Earlier this week, the United States Department of Health and Human Services (“HHS”) released a Notice of Proposed Rulemaking (“NPRM”) that proposes to make sweeping changes to regulations at 42 C.F.R. part 2 (“Part 2”) governing the confidentiality of substance use disorder (“SUD”) records. These modifications, which implement provisions of section 3221 of the Coronavirus Aid, Relief, and Economic Security (“CARES”) Act, are intended to align Part 2’s currently stringent rules more closely with health information privacy rules promulgated under the Health Insurance Portability and Accountability Act (“HIPAA”), improving the ability of entities subject to Part 2’s restrictions to use, disclose, and redisclose SUD-related information.
The changes generally fall into three categories: (1) proposals that expressly implement the CARES Act amendments to 42 U.S.C. § 290dd-2, the statute that Part 2 implements; (2) proposals that HHS deems necessary to further align Part 2 with HIPAA; and (3) proposals that HHS deems necessary to clarify the full scope of activities regulated under Part 2. The most significant changes are those to the rules governing consent to use, disclose, and redisclose Part 2 records, which would generally be relaxed under the NPRM and more aligned with HIPAA with respect to treatment, payment, and health care operations (“TPO”) activities.
HHS believes these changes would (1) facilitate greater integration of SUD treatment information within other protected health information; (2) improve communication and care coordination between providers and others in the health care system, such as payers; (3) enhance the ability to comprehensively diagnose and treat the whole patient; and (4) facilitate the exchange of Part 2 records between Part 2 programs.
Comments are due 60 days after publication of the NPRM in the Federal Register. HHS proposes that the final rule would take effect 60 days after publication and that enforcement of the new Part 2 rules and modified HIPAA provision regarding Notices of Privacy Practices would begin 24 months after publication of a final rule. HHS requests comment on whether this would be sufficient time for entities to come into compliance with revised regulations, including revising policies and procedures, training workforce, and completing other implementation requirements.
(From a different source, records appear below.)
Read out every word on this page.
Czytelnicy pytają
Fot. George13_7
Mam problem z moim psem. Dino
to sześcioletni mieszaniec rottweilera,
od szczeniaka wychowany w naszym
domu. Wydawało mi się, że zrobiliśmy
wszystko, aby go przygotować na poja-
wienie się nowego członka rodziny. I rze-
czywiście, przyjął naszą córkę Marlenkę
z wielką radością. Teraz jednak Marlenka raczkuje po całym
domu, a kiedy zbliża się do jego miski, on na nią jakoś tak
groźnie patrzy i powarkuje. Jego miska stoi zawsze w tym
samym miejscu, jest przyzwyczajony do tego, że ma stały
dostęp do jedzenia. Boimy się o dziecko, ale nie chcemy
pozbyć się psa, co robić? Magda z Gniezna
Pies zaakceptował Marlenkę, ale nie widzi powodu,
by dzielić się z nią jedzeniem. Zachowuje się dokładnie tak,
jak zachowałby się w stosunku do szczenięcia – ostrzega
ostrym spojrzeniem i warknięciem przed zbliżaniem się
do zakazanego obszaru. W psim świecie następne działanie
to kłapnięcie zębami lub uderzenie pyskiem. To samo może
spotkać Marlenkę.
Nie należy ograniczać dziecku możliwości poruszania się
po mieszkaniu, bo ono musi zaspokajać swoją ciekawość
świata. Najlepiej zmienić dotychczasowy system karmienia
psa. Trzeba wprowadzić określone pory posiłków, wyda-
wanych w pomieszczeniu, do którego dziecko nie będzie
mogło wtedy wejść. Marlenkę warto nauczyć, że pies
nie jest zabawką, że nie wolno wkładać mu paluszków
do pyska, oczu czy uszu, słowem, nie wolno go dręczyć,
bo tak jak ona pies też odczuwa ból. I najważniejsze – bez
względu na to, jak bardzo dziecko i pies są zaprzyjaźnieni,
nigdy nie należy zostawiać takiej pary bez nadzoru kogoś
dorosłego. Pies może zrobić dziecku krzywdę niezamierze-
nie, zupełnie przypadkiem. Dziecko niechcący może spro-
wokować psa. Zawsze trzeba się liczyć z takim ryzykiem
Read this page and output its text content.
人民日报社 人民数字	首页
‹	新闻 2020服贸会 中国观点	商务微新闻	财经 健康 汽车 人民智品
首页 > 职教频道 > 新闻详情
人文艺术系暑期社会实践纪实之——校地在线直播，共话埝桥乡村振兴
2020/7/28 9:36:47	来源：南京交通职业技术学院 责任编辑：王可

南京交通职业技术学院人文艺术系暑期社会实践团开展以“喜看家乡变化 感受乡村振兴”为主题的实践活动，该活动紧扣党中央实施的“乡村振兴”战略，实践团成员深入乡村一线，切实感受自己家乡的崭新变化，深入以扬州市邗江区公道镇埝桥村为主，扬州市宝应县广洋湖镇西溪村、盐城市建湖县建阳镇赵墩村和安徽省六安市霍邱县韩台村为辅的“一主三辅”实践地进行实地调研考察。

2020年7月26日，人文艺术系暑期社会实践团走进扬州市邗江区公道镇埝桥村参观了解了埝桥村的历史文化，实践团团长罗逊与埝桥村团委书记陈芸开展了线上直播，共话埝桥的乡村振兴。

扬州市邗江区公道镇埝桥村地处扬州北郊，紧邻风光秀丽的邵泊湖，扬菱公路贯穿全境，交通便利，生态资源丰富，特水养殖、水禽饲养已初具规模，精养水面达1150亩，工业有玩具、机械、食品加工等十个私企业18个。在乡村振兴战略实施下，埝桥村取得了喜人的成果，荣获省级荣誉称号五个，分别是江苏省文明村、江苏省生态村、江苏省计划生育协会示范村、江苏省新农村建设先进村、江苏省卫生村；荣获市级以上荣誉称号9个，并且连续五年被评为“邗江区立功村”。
For the proposed requirements regarding accountings of disclosures, HHS proposes to toll the compliance date for Part 2 programs until a final HIPAA rule on accountings of disclosures takes effect.
CARES Act Amendments
Enacted in March 2020, the CARES Act made significant changes to the Part 2 statute to more closely align Part 2 with HIPAA regulations. Specifically, section 3221 of the CARES Act amended 42 U.S.C. § 290dd-2 (the confidentiality of SUD records statute implemented by Part 2 regulations) so that once written patient consent is obtained, the contents of a Part 2 record “may be used or disclosed by a covered entity, business associate, or a program subject to this section for purposes of treatment, payment, and health care operations as permitted by the HIPAA regulations.” Further, the CARES Act amendment provides that any information disclosed in accordance with the above may then be redisclosed in accordance with HIPAA. This is a significant change from the current Part 2 rules, which prohibit redisclosure of Part 2 records unless the individual has expressly consented to such redisclosure. The CARES Act directed HHS to promulgate regulations implementing these amendments, which the NPRM aims to accomplish.
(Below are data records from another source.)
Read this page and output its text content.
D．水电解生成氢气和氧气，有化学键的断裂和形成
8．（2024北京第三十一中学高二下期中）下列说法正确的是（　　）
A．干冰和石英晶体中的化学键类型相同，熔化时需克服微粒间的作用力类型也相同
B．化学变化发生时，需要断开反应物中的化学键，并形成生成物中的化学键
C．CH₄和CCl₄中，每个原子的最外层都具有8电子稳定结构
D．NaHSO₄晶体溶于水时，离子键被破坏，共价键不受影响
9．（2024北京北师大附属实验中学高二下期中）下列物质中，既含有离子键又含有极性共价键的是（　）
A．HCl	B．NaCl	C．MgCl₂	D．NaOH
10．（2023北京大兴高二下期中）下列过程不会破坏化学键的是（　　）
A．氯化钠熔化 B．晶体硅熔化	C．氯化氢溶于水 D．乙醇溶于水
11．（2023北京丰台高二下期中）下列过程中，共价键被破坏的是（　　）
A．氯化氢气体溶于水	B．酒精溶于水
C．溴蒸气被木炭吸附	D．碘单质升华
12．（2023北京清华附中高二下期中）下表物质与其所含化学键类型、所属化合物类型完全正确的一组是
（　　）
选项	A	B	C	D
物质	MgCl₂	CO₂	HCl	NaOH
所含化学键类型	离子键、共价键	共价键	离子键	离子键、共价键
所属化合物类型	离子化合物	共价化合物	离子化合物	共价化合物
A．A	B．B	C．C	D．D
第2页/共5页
The NPRM contains several significant changes to current Part 2 rules. Some of the most potentially impactful proposals are summarized below.
A. Consent and Redisclosure
The most impactful changes proposed in the NPRM are those implementing the CARES Act’s amendments regarding consent for the use, disclosure, and redisclosure of Part 2 records. Implementing these amendments, the NPRM proposes that if a patient provides valid consent to a use or disclosure of their records, the recipient may further use or disclose such records in accordance with the following rules:
- When disclosed for TPO activities to a Part 2 program, covered entity, or business associate, the recipient may further use or disclose those records as permitted by HIPAA, except for uses and disclosures for civil, criminal, administrative, and legislative proceedings against the patient.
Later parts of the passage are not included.